Und das Lampenöl, die Energie, die jetzt nötig ist? Geht es um Wissen? Um Informationen? Oder um Kontakte? Alles wichtig, aber das scheint nicht zu genügen. Eher geht es um die Haltung: Dass wir realistisch sind und mit unseren Schwächen rechnen. Dass wir klug sind und Überraschungen für möglich halten – Dinge, mit denen wir nie gerechnet hätten. Im letzten Jahr haben wir einige erlebt – ich jedenfalls hätte nicht mit einem Brexit gerechnet und kaum mit Trump. Aber auch, wenn der Egoismus triumphiert, auch wenn die alte Welt sich noch einmal derartig aufbäumt: Realismus gehört zum christlichen Glauben. Er ist so notwendig wie die Hoffnung auf eine andere, eine bessere Welt.

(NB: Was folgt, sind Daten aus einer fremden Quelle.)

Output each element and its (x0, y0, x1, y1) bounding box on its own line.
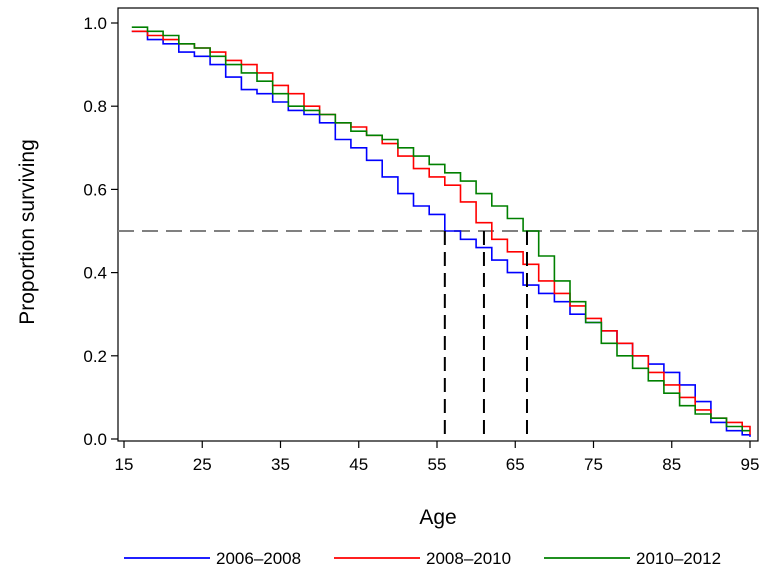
x-tick-label: 65 (506, 455, 525, 474)
legend-label-2: 2010–2012 (636, 549, 721, 568)
y-tick-label: 1.0 (83, 14, 107, 33)
y-axis-title: Proportion surviving (16, 139, 39, 325)
x-tick-label: 55 (428, 455, 447, 474)
x-tick-label: 75 (584, 455, 603, 474)
series-line-0 (131, 30, 751, 437)
y-tick-label: 0.4 (83, 264, 107, 283)
series-line-1 (131, 30, 751, 435)
x-tick-label: 15 (115, 455, 134, 474)
legend: 2006–2008 2008–2010 2010–2012 (124, 549, 721, 568)
legend-label-0: 2006–2008 (216, 549, 301, 568)
plot-frame (117, 7, 759, 442)
y-tick-label: 0.0 (83, 430, 107, 449)
y-axis: 0.0 0.2 0.4 0.6 0.8 1.0 (83, 14, 118, 449)
y-tick-label: 0.8 (83, 97, 107, 116)
x-tick-label: 35 (271, 455, 290, 474)
x-tick-label: 45 (349, 455, 368, 474)
y-tick-label: 0.2 (83, 347, 107, 366)
legend-label-1: 2008–2010 (426, 549, 511, 568)
series-line-2 (131, 26, 750, 432)
median-markers (443, 231, 528, 441)
x-axis-title: Age (419, 506, 456, 529)
x-tick-label: 25 (193, 455, 212, 474)
x-tick-label: 95 (741, 455, 760, 474)
x-tick-label: 85 (662, 455, 681, 474)
y-tick-label: 0.6 (83, 180, 107, 199)
x-axis: 15 25 35 45 55 65 75 85 95 (115, 441, 760, 474)
series-layer (131, 26, 751, 437)
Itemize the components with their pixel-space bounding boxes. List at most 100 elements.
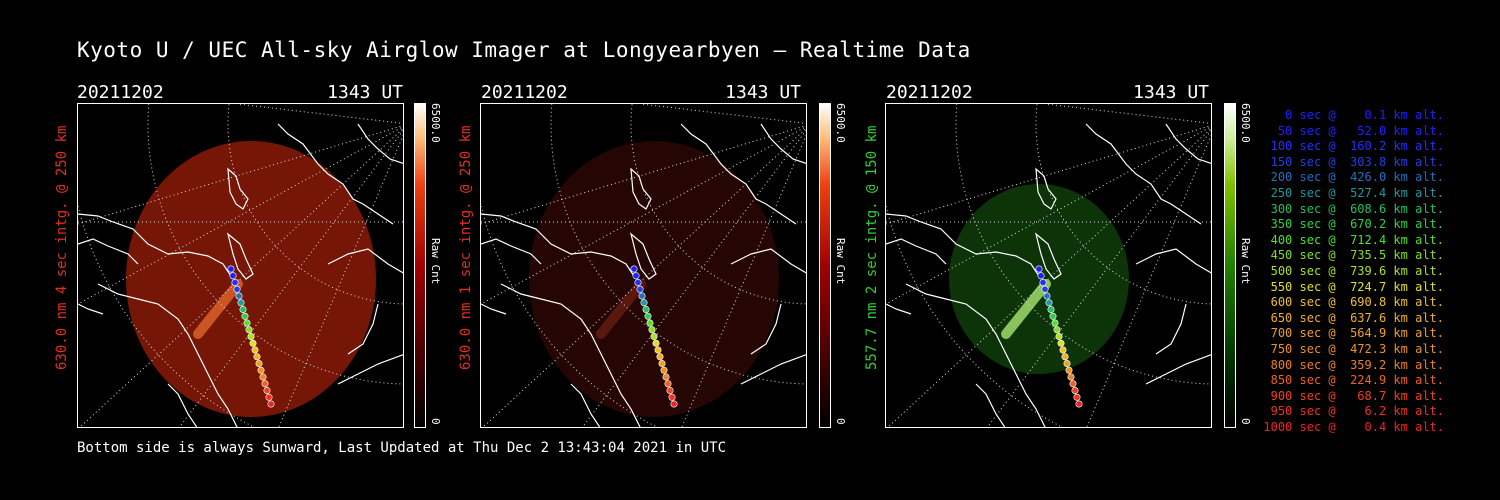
coastline [750,303,782,355]
trajectory-point [257,366,265,374]
panel-1-ylabel: 630.0 nm 4 sec intg. @ 250 km [54,125,70,370]
legend-entry: 50 sec @ 52.0 km alt. [1263,123,1444,138]
trajectory-point [235,292,243,300]
meridian-grid [640,104,806,124]
coastline [78,303,104,315]
meridian-grid [887,127,1211,427]
trajectory-point [255,359,263,367]
trajectory-point [231,279,239,287]
trajectory-point [1075,400,1083,408]
panel-2-colorbar [819,103,831,428]
legend-entry: 350 sec @ 670.2 km alt. [1263,217,1444,232]
trajectory-point [648,326,656,334]
meridian-grid [1045,104,1211,124]
panel-3-image [885,103,1212,428]
coastline [629,232,657,280]
coastline [227,167,249,210]
coastline [886,238,947,265]
coastline [481,238,542,265]
trajectory-point [1065,366,1073,374]
trajectory-point [638,292,646,300]
coastline [500,283,641,427]
legend-entry: 450 sec @ 735.5 km alt. [1263,248,1444,263]
trajectory-point [245,326,253,334]
meridian-grid [481,124,806,225]
coastline [481,303,507,315]
meridian-grid [886,124,1211,225]
trajectory-point [247,333,255,341]
panel-2-date: 20211202 [481,82,568,103]
legend-entry: 400 sec @ 712.4 km alt. [1263,232,1444,247]
coastline [1155,303,1187,355]
latitude-grid [550,104,806,385]
panel-1-date: 20211202 [77,82,164,103]
legend-entry: 750 sec @ 472.3 km alt. [1263,341,1444,356]
latitude-grid [147,104,403,385]
trajectory-point [654,346,662,354]
legend-entry: 500 sec @ 739.6 km alt. [1263,263,1444,278]
trajectory-point [265,393,273,401]
coastline [975,383,1006,427]
trajectory-point [660,366,668,374]
legend-entry: 600 sec @ 690.8 km alt. [1263,295,1444,310]
trajectory-point [1035,265,1043,273]
trajectory-point [263,386,271,394]
legend-entry: 650 sec @ 637.6 km alt. [1263,310,1444,325]
trajectory-point [662,373,670,381]
trajectory-point [1039,279,1047,287]
trajectory-point [259,373,267,381]
trajectory-point [634,279,642,287]
meridian-grid [1086,134,1211,427]
trajectory-point [666,386,674,394]
trajectory-point [1069,380,1077,388]
panel-3-cbar-unit: Raw Cnt [1239,238,1252,285]
trajectory-point [664,380,672,388]
trajectory-point [237,299,245,307]
legend-entry: 300 sec @ 608.6 km alt. [1263,201,1444,216]
panel-1-cbar-max: 6500.0 [429,103,442,143]
panel-3-date: 20211202 [886,82,973,103]
trajectory-point [642,306,650,314]
trajectory-point [670,400,678,408]
panel-3-cbar-max: 6500.0 [1239,103,1252,143]
trajectory-point [652,339,660,347]
coastline [167,383,198,427]
panel-1-colorbar [414,103,426,428]
coastline [570,383,601,427]
legend-entry: 150 sec @ 303.8 km alt. [1263,154,1444,169]
coastline [740,354,806,385]
coastline [481,213,637,280]
coastline [327,248,403,274]
sky-image [126,141,376,417]
coastline [1145,354,1211,385]
meridian-grid [79,127,403,427]
trajectory-point [636,285,644,293]
trajectory-legend: 0 sec @ 0.1 km alt. 50 sec @ 52.0 km alt… [1262,108,1444,435]
panel-2-ylabel: 630.0 nm 1 sec intg. @ 250 km [458,125,474,370]
trajectory-point [1041,285,1049,293]
trajectory-point [1057,339,1065,347]
trajectory-point [630,265,638,273]
panel-2-cbar-min: 0 [834,418,847,425]
trajectory-point [668,393,676,401]
trajectory-point [1043,292,1051,300]
legend-entry: 550 sec @ 724.7 km alt. [1263,279,1444,294]
panel-2-cbar-unit: Raw Cnt [834,238,847,285]
legend-entry: 1000 sec @ 0.4 km alt. [1263,419,1444,434]
trajectory-point [1063,359,1071,367]
trajectory-point [233,285,241,293]
coastline [1085,123,1202,225]
trajectory-point [1049,312,1057,320]
panel-1-cbar-min: 0 [429,418,442,425]
sky-image [529,141,779,417]
panel-3-ylabel: 557.7 nm 2 sec intg. @ 150 km [864,125,880,370]
trajectory-point [1073,393,1081,401]
trajectory-point [1055,333,1063,341]
coastline [1135,248,1211,274]
trajectory-point [1071,386,1079,394]
panel-3-colorbar [1224,103,1236,428]
coastline [357,123,403,164]
trajectory-point [646,319,654,327]
trajectory-point [249,339,257,347]
trajectory-point [243,319,251,327]
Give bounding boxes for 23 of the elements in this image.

Gottes Zeit kommt noch, sagt die Bibel. Darum lasst Euch nicht irritieren, wenn nicht alles wie erwartet läuft. Sondern rechnet vor allem mit einem: mit seinem Kommen, mit seiner Gegenwart.

 

Und die wird nicht auf Twitter angekündigt. Gottes Energie spüre ich, wenn ich die Augen schließe. Und still sitze. Manchmal eignet sich eine Zugverspätung ganz gut dafür. Zeit, mit der ich nicht gerechnet hatte. Und die mir Gelegenheit gibt, noch einmal Energie zu tanken und in Ruhe über meinen Weg nachzudenken-. Wenn ich dann noch andern Bescheid geben kann, ist alles in Ordnung. Also: Auch Handy und Ladegerät nicht vergessen.